Greenside darter (Etheostoma blennioides) COSEWIC assessment and status report: chapter 8

Limiting Factors and Threats

There are several potential threats to greenside darter populations in Canada, but none appear to be imminent or currently having a significant impact on populations. Dalton (1991) suggested that the food, habitat and breeding areas of the greenside darter are specialized, and that any disturbance of these resources would reduce populations. It is likely that such disturbances would need to be large in magnitude to have a significant impact.

Impoundments exist on all of the river systems where greenside darter are found in Ontario. Impoundments can destroy habitat by flooding upstream riffles and reducing flows downstream (Dalton 1991). Bunt et al. (1998) found that an impoundment on the Grand River had rendered upstream habitat unsuitable; however, Reid (2004) found the greenside darter at several sites in Guelph Lake (a large impoundment in the Speed River portion of the Grand River drainage), demonstrating that lentic habitats can be colonized. Bunt et al. (1998) suggested that the Mannheim Weir played an important role in the creation and maintenance of habitat preferred by the greenside darter (unembedded cobble substrate that supported thick growths of Cladophora). Impoundments that lack fish passage facilities prevent greenside darter from moving upstream, but do not appear to restrict downstream movements. The discovery of greenside darter above barriers without fishways, suggests ongoing human-mediated transport within the Grand River watershed.

Sediment and nutrient inputs associated principally with agricultural activities have been identified as primary threats limiting aquatic species at risk in the Ausable, Sydenham and Thames river watersheds (Nelson et al. 2003; Staton et al. 2003; Taylor et al. 2004). These factors do not seem to have affected greenside darter populations which have maintained or expanded their range in these systems. The high nutrient levels in these watersheds may have, in fact, benefited greenside darter populations by promoting the growth of filamentous algae and other vegetation. Excessive sedimentation could impact greenside darter habitat by increasing imbeddedness of rock substrates and increased turbidity could result in decreased growth of aquatic vegetation.

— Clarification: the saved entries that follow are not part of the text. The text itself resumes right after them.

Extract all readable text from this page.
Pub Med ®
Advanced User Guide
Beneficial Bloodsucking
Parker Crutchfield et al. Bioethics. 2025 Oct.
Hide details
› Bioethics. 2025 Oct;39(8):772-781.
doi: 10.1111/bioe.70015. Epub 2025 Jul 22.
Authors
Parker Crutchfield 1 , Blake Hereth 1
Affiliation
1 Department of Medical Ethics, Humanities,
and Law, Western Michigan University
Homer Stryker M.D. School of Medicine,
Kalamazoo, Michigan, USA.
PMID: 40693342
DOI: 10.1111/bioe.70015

Contaminants associated with industrial activity and agricultural runoff have the potential to kill greenside darter outright, or to affect their insect food supply (Dalton 1991). At least four separate chemical or fertilizer spills have occurred within the Ausable, Grand, Sydenham and Thames river watersheds in the last 7 years that have resulted in fish kills (A. Dextrase, unpubl. data). Although the impacts of these spills are localized and short-lived, they can be significant. A chemical spill into the Ausable River at Exeter in April 2005 caused a fish kill along a 5.1 kilometres (km) reach of the river. A sub-sample of 60 metres (m) of river revealed 242 dead fishes of 20 species including 7 greenside darter (S. Staton, personal communication 2005). If the sampled section of stream was representative of the entire kill zone, then more than 700 greenside darter may have been lost to this spill. Chronic levels of contaminant inputs, currently present, do not appear to have negatively affected greenside darter populations. Greenside darter populations in the Detroit River and Lake St. Clair are vulnerable to contaminant runoff and spills associated with large urban centres, shipping and the chemical industry upstream along the St. Clair River. Cannon et al. (1992) found that greenside darter were present in a Pennsylvania stream that had been impacted by acid mine drainage (elevated iron and sulfate levels, heavy coating of precipitate on substrate), but that other sensitive benthic fishes were absent.

Large urban centres are present within the range of the greenside darter in the Thames River (London) and Grand River (Brantford, Cambridge, Guelph, Kitchener-Waterloo). Growth of these urban communities is proceeding rapidly – the population of the Grand River watershed is projected to increase by 30% over the next 20 years (Grand River Conservation Authority 2005). Urban expansion has the potential to degrade or destroy habitat, and to increase contaminant inputs into these systems.

The introduced round goby is a potential threat to greenside darter populations in Ontario. It was first found in North America in the St. Clair River in 1990 (Jude et al. 1992), has since spread to each of the Great Lakes, and has become locally abundant in some areas. Predation and competition from the round goby has been implicated in declines of mottled sculpin (Cottus bairdii), and possibly logperch, populations in the St. Clair River (French and Jude 2001), but impacts on greenside darter populations have not been specifically studied. Ontario ranges of the round goby and greenside darter currently overlap in the Detroit River, Pefferlaw Brook and Lake St. Clair. The round goby has the potential to invade most of the river systems that currently support greenside darter populations.